# Generation of Sample Input Data for Scalability Analysis
---

This notebook exemplifies the data assembly to include in the scalability analysis of the `respy` function `_full_solution`.  

The first step includes to generate **sample input data** from either of the Keane and Wolpin models. We have simulated both `kw_94_one` and `kw_97_basic` under a chosen `params` pd.Dataframe. Data was extracted for 
periods:
- `"per1"`
- `"per8"`
- `"per18"`
- `"per28"`
- `"per38"`
- `"per48"` (only for `kw_97_basic`)

and saved under an appropriate file format (in our case `x` `@` [`.pickle`, `.npy`]). To minimize the effort during the timing analysis it is recommended to save each model as a separate file. For scalability analyses (timing analyses) of dynamic models it is indispensable to have data for various periods at hand. The reason: computational effort differs for the current period.

To exclude any data impurity we generated sample input data for `kw_97_basic` twice. For each of the sample data we will create a separate file. The following data sets are gernerate as `x` `@` [`.pickle`, `.npy`].

- `kw_94_one_input_params.x`
- `kw_97_basic_one_input_params.x`
- `kw_97_basic_two_input_params.x`




In [1]:
from pathlib import Path
import numpy as np
import pickle

%load_ext nb_black

<IPython.core.display.Javascript object>

In [2]:
path_out_raw_data = Path("./resources/raw_input_data")
# Specific path of the sample data (available upon request)
path_in_raw_data = Path("../../development")

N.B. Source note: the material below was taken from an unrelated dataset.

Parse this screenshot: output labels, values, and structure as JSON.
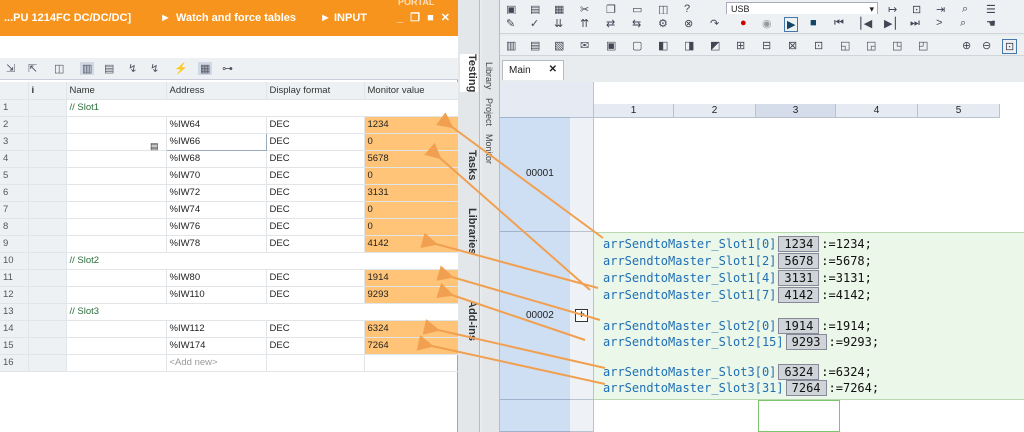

PERIODS = [1, 8, 18, 28, 38, 48]

<IPython.core.display.Javascript object>

In [3]:
kw_94_one_input_params = {}
for period in PERIODS[:-1]:
    filename = Path(f"{path_in_raw_data}/inputs_kw_94_one_per{period}.pickle")
    infile = np.load(filename, allow_pickle=True)
    label = "per" + str(period)
    kw_94_one_input_params[label] = infile

    pickle.dump(
        kw_94_one_input_params,
        open(f"{path_out_raw_data}/kw_94_one_input_params.pickle", "wb"),
    )

    np.save(
        f"{path_out_raw_data}/kw_94_one_input_params",
        kw_94_one_input_params,
        allow_pickle=True,
    )

<IPython.core.display.Javascript object>

In [4]:
for num in ["one", "two"]:
    kw_97_basic_input_params = {}

    for period in PERIODS[:-1]:
        filename = Path(
            f"{path_in_raw_data}/inputs_kw_97_basic_{num}_per{period}.pickle"
        )
        infile = np.load(filename, allow_pickle=True)
        label = "per" + str(period)
        kw_97_basic_input_params[label] = infile

        pickle.dump(
            kw_97_basic_input_params,
            open(f"{path_out_raw_data}/kw_97_basic_{num}_input_params.pickle", "wb"),
        )

        np.save(
            f"{path_out_raw_data}/kw_97_basic_{num}_input_params",
            kw_97_basic_input_params,
            allow_pickle=True,
        )

<IPython.core.display.Javascript object>

In [5]:
input_params_pickle = pickle.load(
    open(f"{path_out_raw_data}/kw_97_basic_two_input_params.pickle", "rb")
)

input_params_npy = np.load(
    f"{path_out_raw_data}/kw_97_basic_two_input_params.npy", allow_pickle=True
).item()

<IPython.core.display.Javascript object>

### Different data format: Adjustment in the scripts

If, for some reasons, `.npy` is preferred, some lines in the script files have to be changed. Foremost, in `config.py` the `DATA_FORMAT` should be set to `"npy"`. 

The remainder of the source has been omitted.